Mon père a été obligé d’ouvrir toutes les portes

La première fois que j’ai vu un américain, c’était après le 6 Juin 1944 (?) à 7 heures du matin à la ferme des Lauriers de Bernesq. Les témoins étaient des gens âgés qui ne sont plus avec nous à l’exception de Madame Leclerc à Trévières. Les américains nous ont fait sortir de la tranchée, il y avait environ 70 personnes très âgées du bourg de Bernesq. Les américains se sont aperçus qu’il y avait un cheval d’un allemand dans l’herbage à côté de la tranchée avec la selle sur le dos. Mon père a été obligé d’ouvrir toutes les portes et d’aller dans les greniers suivis des américains avec leurs fusils pointés sur lui au cas ou un soldat allemand serait resté caché dans la ferme.

Tout noir pour ne pas qu’on le reconnaisse

Ils avaient environ 20 à 25 ans, tout noir pour ne pas qu’on les reconnaisse, habillés en tenue de combat avec un fusil, baïonnette au canon. Ils ont demandé à mon père pourquoi il n’était pas à la guerre, ma mère leur a fait remarquer qu’on était 4 enfants et que c’était pour cela qui n’y était pas parti. Le seul évènement qu'on a appris, d’après eux, avec leur langage américain : on a simplement compris que Trévières était libéré et bombardé. Ils nous ont apporté des chewing-gums, des chocolats. On a senti d’après les descriptions de mes parents que la guerre allait s’arrêter, que les américains nous avaient libérés, que les allemands étaient partis (en direction du Bois du Molay). Les 2 allemands qui étaient restés et avaient abandonné leur cheval ont été tués dans les landes de Bernesq.

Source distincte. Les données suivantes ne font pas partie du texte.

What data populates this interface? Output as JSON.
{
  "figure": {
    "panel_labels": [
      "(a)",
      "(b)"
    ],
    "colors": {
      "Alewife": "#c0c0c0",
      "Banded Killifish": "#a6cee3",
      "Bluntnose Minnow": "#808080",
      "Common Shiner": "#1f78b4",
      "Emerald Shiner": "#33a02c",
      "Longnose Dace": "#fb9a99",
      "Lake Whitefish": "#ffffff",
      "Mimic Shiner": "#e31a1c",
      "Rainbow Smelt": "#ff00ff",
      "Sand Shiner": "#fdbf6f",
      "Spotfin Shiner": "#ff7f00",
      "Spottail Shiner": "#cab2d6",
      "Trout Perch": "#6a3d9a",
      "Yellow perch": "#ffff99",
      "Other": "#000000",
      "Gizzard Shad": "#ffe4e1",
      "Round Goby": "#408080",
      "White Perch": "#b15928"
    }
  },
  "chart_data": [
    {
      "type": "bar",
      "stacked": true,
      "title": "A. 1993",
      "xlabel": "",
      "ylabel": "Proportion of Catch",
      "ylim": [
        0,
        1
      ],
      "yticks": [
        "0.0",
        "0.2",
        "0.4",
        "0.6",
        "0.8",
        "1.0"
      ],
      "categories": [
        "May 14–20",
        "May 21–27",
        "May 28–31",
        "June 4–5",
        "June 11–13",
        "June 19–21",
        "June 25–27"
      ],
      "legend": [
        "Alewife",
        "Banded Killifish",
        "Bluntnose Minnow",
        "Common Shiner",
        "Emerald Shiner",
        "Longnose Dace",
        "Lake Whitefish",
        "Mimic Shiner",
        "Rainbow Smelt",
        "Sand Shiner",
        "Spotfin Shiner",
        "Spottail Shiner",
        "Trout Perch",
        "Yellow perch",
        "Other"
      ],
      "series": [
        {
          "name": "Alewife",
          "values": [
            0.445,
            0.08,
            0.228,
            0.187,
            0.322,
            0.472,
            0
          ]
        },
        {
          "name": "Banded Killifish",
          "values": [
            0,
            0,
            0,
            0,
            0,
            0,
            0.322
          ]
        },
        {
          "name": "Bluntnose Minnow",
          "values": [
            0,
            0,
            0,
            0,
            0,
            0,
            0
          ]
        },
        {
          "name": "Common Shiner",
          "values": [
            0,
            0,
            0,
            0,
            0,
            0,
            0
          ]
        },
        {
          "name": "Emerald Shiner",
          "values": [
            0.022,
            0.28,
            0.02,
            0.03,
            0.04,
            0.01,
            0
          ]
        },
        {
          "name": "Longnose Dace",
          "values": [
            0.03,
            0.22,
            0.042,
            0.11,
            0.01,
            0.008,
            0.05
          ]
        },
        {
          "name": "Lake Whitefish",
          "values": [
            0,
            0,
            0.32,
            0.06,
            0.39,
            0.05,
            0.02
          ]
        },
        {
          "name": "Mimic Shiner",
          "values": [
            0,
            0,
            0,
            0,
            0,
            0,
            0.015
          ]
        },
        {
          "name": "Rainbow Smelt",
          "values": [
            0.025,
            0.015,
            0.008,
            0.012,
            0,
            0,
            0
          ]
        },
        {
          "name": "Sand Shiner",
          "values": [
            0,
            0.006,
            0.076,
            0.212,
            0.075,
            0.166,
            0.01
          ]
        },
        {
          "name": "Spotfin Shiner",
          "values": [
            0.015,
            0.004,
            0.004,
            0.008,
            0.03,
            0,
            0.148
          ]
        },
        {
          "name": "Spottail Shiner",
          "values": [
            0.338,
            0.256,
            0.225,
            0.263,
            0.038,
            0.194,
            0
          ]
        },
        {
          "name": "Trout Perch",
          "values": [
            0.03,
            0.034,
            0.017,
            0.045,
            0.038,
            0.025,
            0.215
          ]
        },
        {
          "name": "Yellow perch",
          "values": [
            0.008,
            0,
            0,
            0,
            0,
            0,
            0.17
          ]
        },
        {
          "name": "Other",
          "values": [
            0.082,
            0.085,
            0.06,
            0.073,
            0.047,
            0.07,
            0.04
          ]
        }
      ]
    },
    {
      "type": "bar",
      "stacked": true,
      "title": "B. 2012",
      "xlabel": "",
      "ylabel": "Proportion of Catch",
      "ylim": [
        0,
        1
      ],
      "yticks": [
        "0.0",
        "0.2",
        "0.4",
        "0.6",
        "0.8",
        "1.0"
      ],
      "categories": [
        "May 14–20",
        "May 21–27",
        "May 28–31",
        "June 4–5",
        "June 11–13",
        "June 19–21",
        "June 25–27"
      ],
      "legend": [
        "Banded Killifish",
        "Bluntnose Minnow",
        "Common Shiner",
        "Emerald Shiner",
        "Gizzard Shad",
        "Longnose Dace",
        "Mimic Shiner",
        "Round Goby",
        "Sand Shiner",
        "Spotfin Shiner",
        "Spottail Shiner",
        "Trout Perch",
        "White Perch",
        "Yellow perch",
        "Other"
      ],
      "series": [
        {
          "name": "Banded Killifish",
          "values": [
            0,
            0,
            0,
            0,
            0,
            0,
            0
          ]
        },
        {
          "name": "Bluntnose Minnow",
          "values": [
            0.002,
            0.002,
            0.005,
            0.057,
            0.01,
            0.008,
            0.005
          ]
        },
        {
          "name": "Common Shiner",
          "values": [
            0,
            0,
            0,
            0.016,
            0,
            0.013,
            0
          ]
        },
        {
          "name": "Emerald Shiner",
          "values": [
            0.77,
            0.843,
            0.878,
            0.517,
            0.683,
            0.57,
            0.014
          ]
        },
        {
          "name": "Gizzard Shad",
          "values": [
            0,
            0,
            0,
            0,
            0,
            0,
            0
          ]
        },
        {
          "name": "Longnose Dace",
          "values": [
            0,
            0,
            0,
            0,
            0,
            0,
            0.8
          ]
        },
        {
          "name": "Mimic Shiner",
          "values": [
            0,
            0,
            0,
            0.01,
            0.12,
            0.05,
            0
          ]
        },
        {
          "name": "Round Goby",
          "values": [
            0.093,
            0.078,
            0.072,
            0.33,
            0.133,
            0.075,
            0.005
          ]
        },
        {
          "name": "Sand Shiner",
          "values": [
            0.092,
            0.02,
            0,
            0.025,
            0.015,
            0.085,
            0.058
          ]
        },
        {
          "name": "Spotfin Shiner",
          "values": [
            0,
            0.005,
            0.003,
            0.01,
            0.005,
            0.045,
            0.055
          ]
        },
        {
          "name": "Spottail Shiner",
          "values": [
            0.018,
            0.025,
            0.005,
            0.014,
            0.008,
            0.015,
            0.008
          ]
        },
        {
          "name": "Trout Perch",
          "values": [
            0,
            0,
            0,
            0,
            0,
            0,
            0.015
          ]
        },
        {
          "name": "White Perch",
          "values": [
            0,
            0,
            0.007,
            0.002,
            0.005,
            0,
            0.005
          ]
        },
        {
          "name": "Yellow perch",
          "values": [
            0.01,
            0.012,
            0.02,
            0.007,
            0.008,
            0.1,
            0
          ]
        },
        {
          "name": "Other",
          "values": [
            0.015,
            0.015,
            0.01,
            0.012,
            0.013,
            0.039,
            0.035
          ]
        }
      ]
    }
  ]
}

Ils repartaient plutôt "gai" le soir

Après leur départ, on s’est senti libéré et ils nous ont demandé de quitter la tranchée et de partir de la ferme et ils nous ont envoyé à la ferme de la Poulardière chez Monsieur et Madame Albert Bernard. On vivait tous dans la même tranchée.
D'autres américains se sont cantonnés dans les herbages en face de la ferme et on vivait pratiquement tous les jours avec eux. On avait des bonbons, des chewing-gums et des chocolats à volonté. On avait même des cigarettes «Camel». On se faisait disputer quand on les fumait à 7 ans. Je me souviens que mon père leur faisait boire du cidre au tonneau et leur versait du Calva et ils repartaient plutôt "gai" le soir. Mis à part les chewing-gums, les chocolats et les cigarettes, je ne me souviens pas d’autre chose. Ils étaient très satisfaits de nous malheureusement, on ne les avait pas toujours avec nous, ils partaient souvent en direction de Saint-Lô.

L’évènement de Juin 1944, le plus précis et le souvenir le plus important pour moi, c’est d’avoir vécu avec toute la famille Bernard pendant presque une dizaine de jours.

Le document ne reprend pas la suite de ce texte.